Tonight, in a discussion, my husband said, “It doesn’t matter what I say, you always have to be right.”
Is that true? Do other people feel that way? Have I alienated people because of my need to “be right?”
Today’s conversation was about walking the dog. He got out his jacket and made the comment “Guess I’ll go do my new job and walk the dog.” I said I don’t understand why I have to walk him twice and he only walks him once. His response was “He’s your dog.” To which I replied but you are the one who wanted to bring him here. (Long story short, we moved and left his two dogs with my dad but took this one with us. And my husband was the one who wanted this dog to come with us, day one.)
This is when he said, “It doesn’t matter what I say, you always have to be right.” It irritated me, but it made me think.
I can see where he gets the thought from because I do, almost always, have a retort when I feel like I’m being blamed for something. Tonight I felt like he was blaming me for having to walk the dog again. It’s a defense mechanism. I’ve done it my entire life. I’ve always had to reason out why something is the way it is. I work my way back through my thoughts to every event and statement that lead to where we are right now. And if I feel that I am not to blame, then I bring up the things that occurred that make me feel that way.
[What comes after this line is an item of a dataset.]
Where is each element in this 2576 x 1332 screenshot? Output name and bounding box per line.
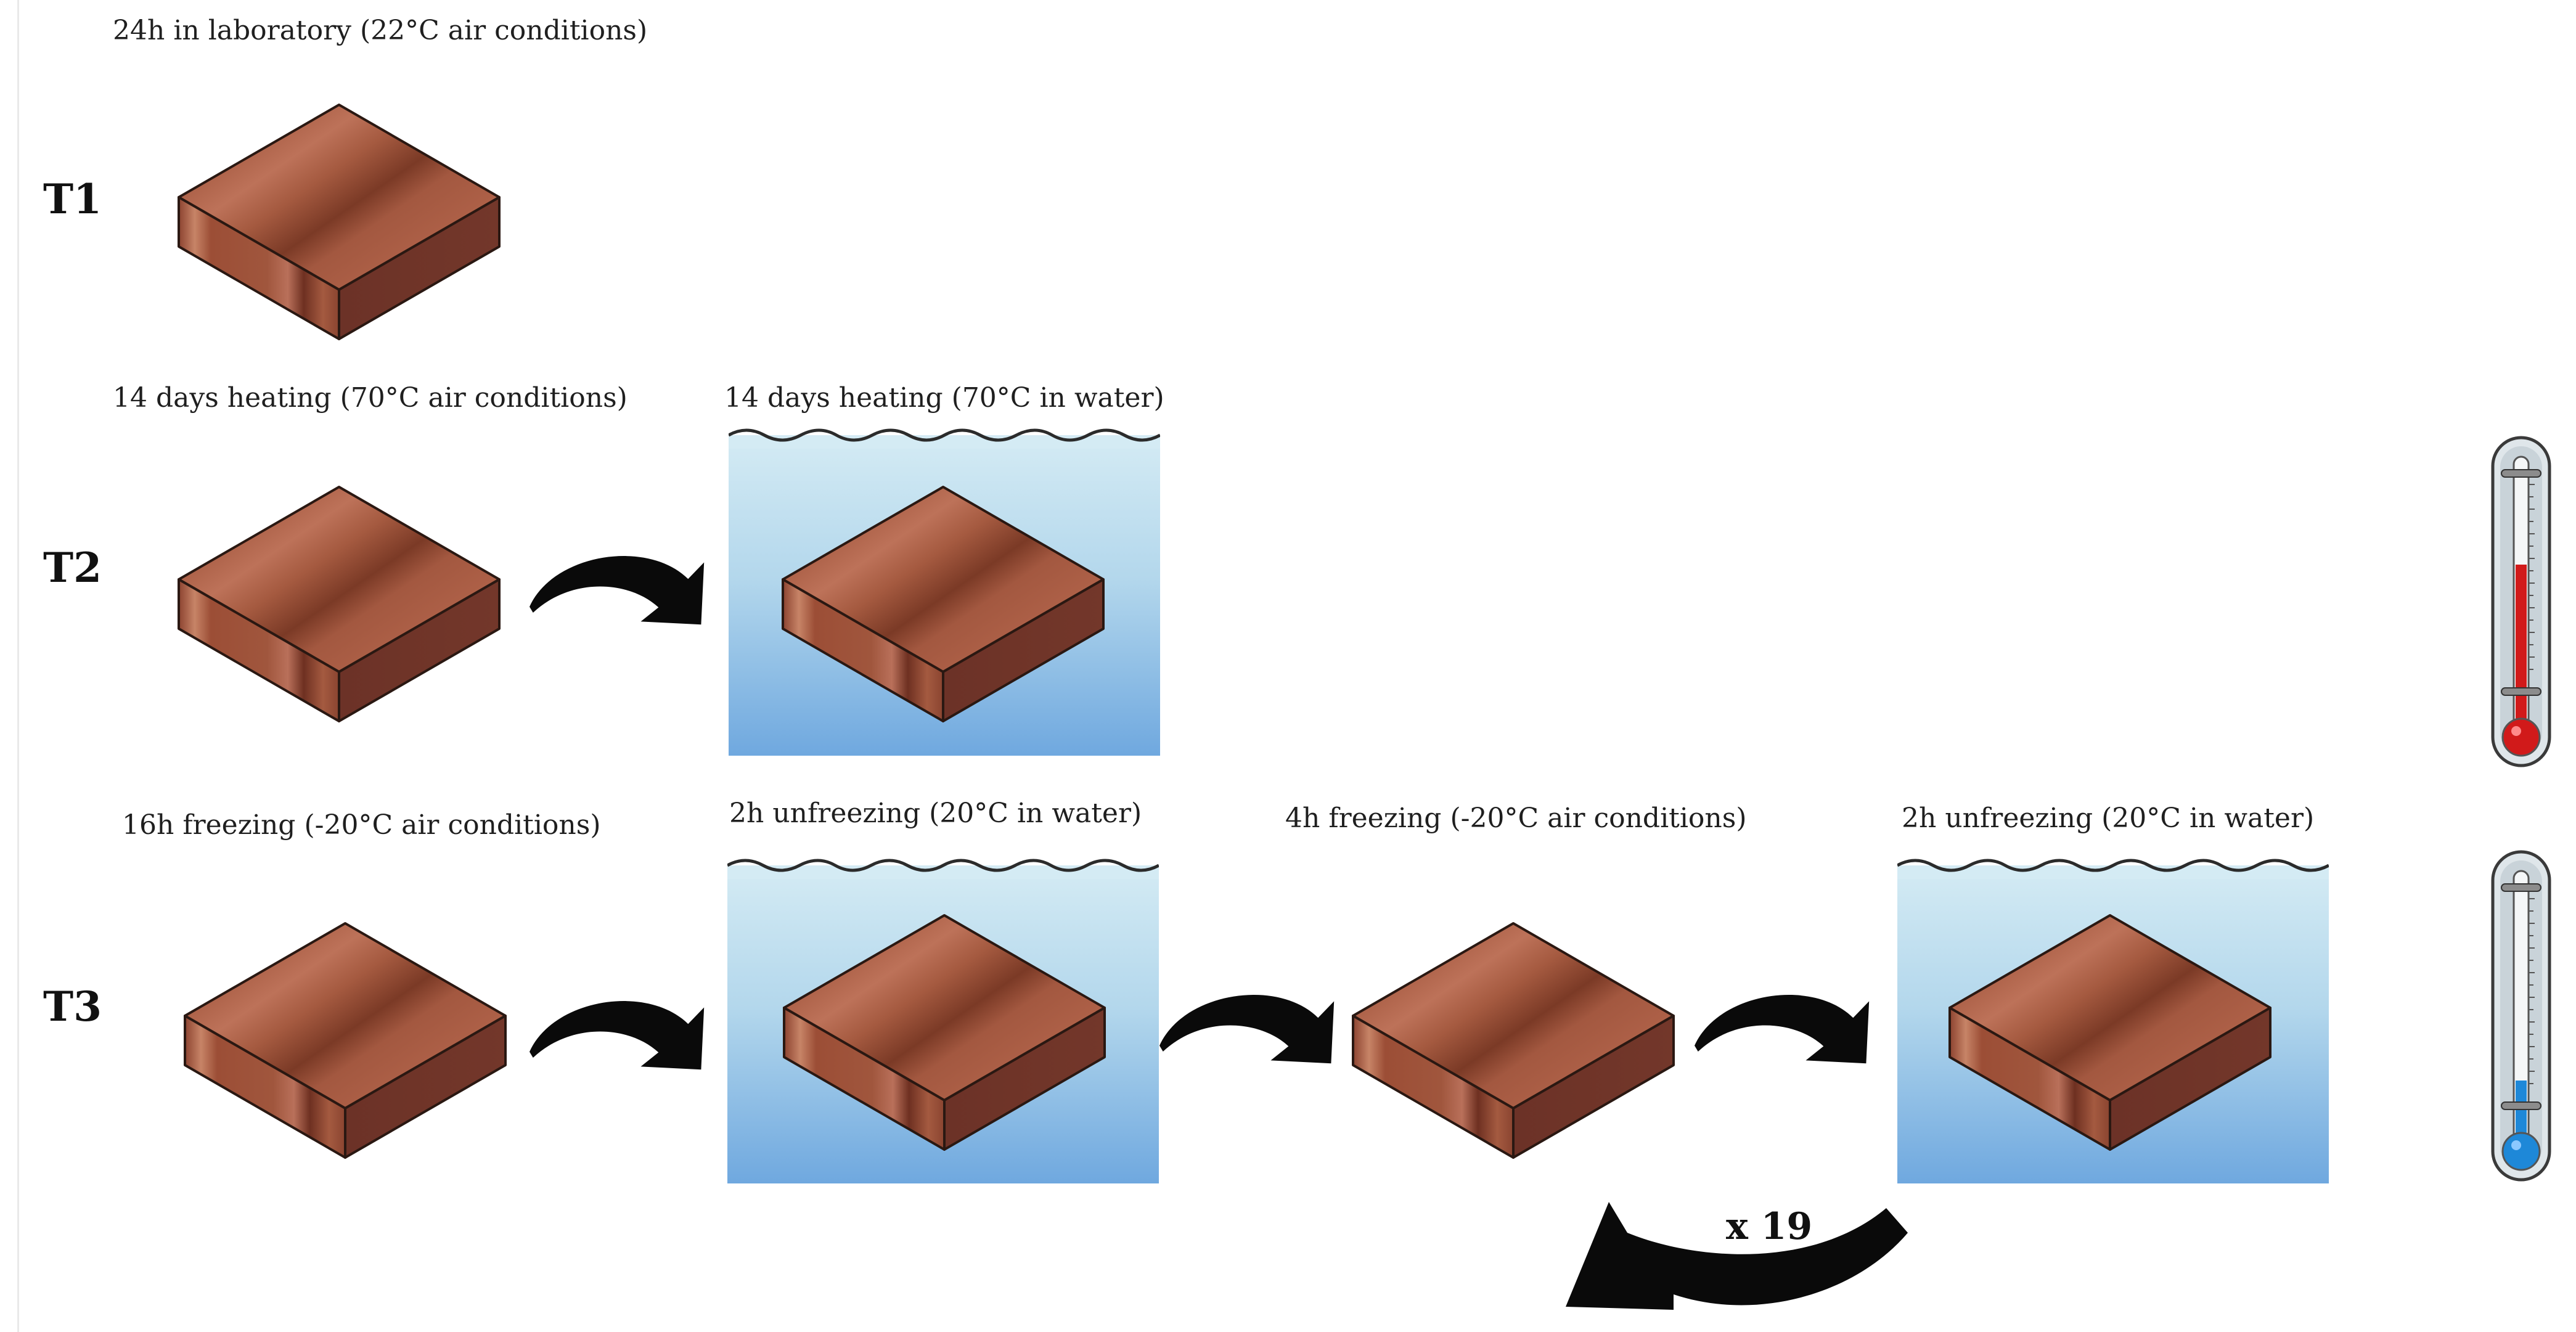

I grew up in a home that was full of turmoil as a child. I was constantly blamed for things or made to feel like I wasn’t good enough, like I hadn’t done a good enough job, like I needed to defend myself and the things that I’ve done. It’s ingrained in me now to do this. So it happens without me thinking about it.
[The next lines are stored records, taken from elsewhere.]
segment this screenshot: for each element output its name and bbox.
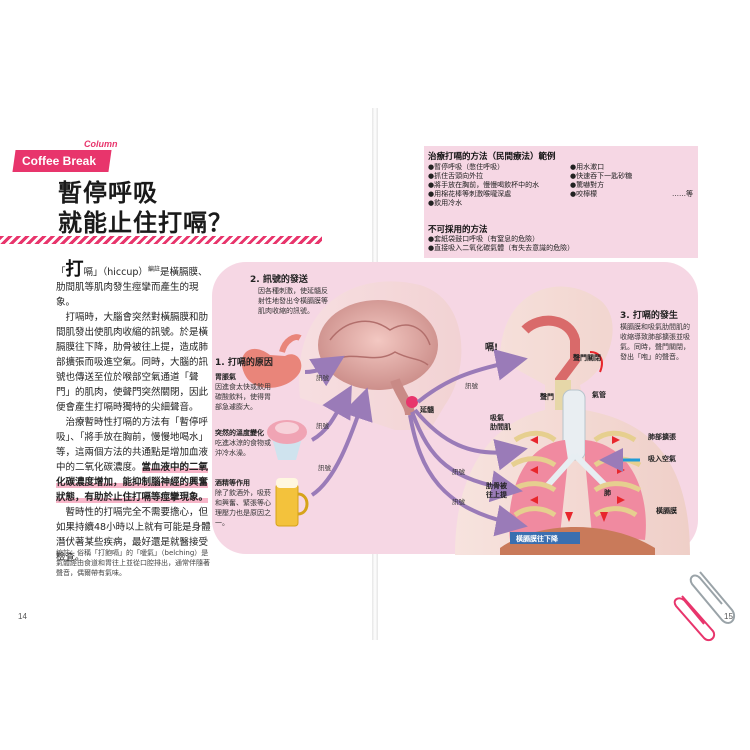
signal-section-desc: 因各種刺激，使延髓反 射性地發出令橫膈膜等 肌肉收縮的訊號。 [258,287,328,315]
page-title: 暫停呼吸 就能止住打嗝？ [58,178,233,238]
not-allowed-title: 不可採用的方法 [428,225,488,235]
occur-section-desc: 橫膈膜和吸氣肋間肌的 收縮導致肺部擴張並吸 氣。同時，聲門關閉， 發出「咆」的聲… [620,323,690,361]
ribs-up-label: 肋骨被 往上提 [486,482,507,499]
remedies-title: 治療打嗝的方法（民間療法）範例 [428,152,556,162]
signal-label: 訊號 [316,374,329,382]
causes-section-title: 1. 打嗝的原因 [215,358,273,368]
remedy-item: ●驚嚇對方 [570,181,605,189]
column-tag: Column [84,139,118,149]
paragraph-3: 治療暫時性打嗝的方法有「暫停呼吸」、「將手放在胸前，慢慢地喝水」等，這兩個方法的… [56,415,212,505]
editor-note-mark: 編註 [147,266,160,273]
remedy-item: ●用棉花棒等刺激喉嚨深處 [428,190,512,198]
remedies-box [424,146,698,224]
hic-label: 嗝! [485,343,499,353]
paragraph-1-rest: 是橫膈膜、肋間肌等肌肉發生痙攣而產生的現象。 [56,267,208,309]
signal-label: 訊號 [452,468,465,476]
paragraph-2: 打嗝時，大腦會突然對橫膈膜和肋間肌發出使肌肉收縮的訊號。於是橫膈膜往下降，肋骨被… [56,312,209,414]
signal-label: 訊號 [452,498,465,506]
signal-arrows [304,349,528,537]
remedy-etc: ……等 [672,190,693,198]
page-number-left: 14 [18,612,27,621]
lung-label: 肺 [604,489,611,497]
brain-illustration [318,300,438,416]
diaphragm-down-label: 橫膈膜往下降 [516,535,558,543]
paragraph-3-text: 治療暫時性打嗝的方法有「暫停呼吸」、「將手放在胸前，慢慢地喝水」等，這兩個方法的… [56,417,209,474]
beer-glass-illustration [275,478,309,527]
paragraph-4: 暫時性的打嗝完全不需要擔心，但如果持續48小時以上就有可能是身體潛伏著某些疾病，… [56,507,211,564]
temperature-title: 突然的溫度變化 [215,429,264,437]
paragraph-1-start: 嗝」（hiccup） [83,267,148,279]
alcohol-desc: 除了飲酒外，吸菸 和興奮、緊張等心 理壓力也是原因之 一。 [215,489,271,527]
trachea-label: 氣管 [592,391,606,399]
temperature-desc: 吃進冰涼的食物或 沖冷水澡。 [215,439,271,457]
editor-note: 編註：俗稱「打飽嗝」的「噯氣」（belching）是氣體經由食道和胃往上並從口腔… [56,549,210,577]
signal-section-title: 2. 訊號的發送 [250,275,308,285]
not-allowed-item: ●套紙袋鼓口呼吸（有窒息的危險） [428,235,540,243]
medulla-label: 延髓 [420,406,434,414]
airway-illustration [521,315,586,461]
title-line-2: 就能止住打嗝？ [58,209,233,237]
signal-label: 訊號 [465,382,478,390]
page-number-right: 15 [724,612,733,621]
not-allowed-item: ●直接吸入二氧化碳氣體（有失去意識的危險） [428,244,575,252]
alcohol-title: 酒精等作用 [215,479,250,487]
inhale-label: 吸入空氣 [648,455,676,463]
remedy-item: ●快速吞下一匙砂糖 [570,172,633,180]
title-line-1: 暫停呼吸 [58,179,158,207]
paragraph-1: 「打嗝」（hiccup）編註是橫膈膜、肋間肌等肌肉發生痙攣而產生的現象。 [56,259,208,309]
glottis-indicator-arrow [589,351,603,373]
shaved-ice-illustration [267,420,307,460]
not-allowed-box [424,218,698,258]
signal-label: 訊號 [316,422,329,430]
glottis-closed-label: 聲門關閉 [573,354,601,362]
signal-label: 訊號 [318,464,331,472]
remedy-item: ●用水漱口 [570,163,605,171]
remedy-item: ●抓住舌頭向外拉 [428,172,484,180]
occur-section-title: 3. 打嗝的發生 [620,311,678,321]
remedy-item: ●將手放在胸前，慢慢喝飲杯中的水 [428,181,540,189]
lungs-expand-label: 肺部擴張 [648,433,676,441]
article-body: 「打嗝」（hiccup）編註是橫膈膜、肋間肌等肌肉發生痙攣而產生的現象。 打嗝時… [56,259,212,565]
diaphragm-label: 橫膈膜 [656,507,677,515]
intercostal-label: 吸氣 肋間肌 [490,414,511,431]
remedy-item: ●咬檸檬 [570,190,598,198]
decorative-zigzag-divider [0,236,322,244]
remedy-item: ●暫停呼吸（憋住呼吸） [428,163,505,171]
stomach-title: 胃脹氣 [215,373,236,381]
stomach-illustration [241,334,302,388]
stomach-desc: 因進食太快或飲用 碳酸飲料，使得胃 部急遽膨大。 [215,383,271,411]
lead-character: 打 [65,259,84,281]
glottis-label: 聲門 [540,393,554,401]
remedy-item: ●飲用冷水 [428,199,463,207]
How do I make him understand? How do I make others understand? I’m not saying anything is your fault. I’m just saying it isn’t mine either. When I do this, it’s because I feel attacked, even though when I replay that conversation a thousand time, I know that’s not what is being done. BUT it takes those thousand replays for me to realize this. I don’t know that I have the ability to not feel attacked in the moment.
The best I can do is to ask forgiveness for misreading the conversation. And hope that is enough.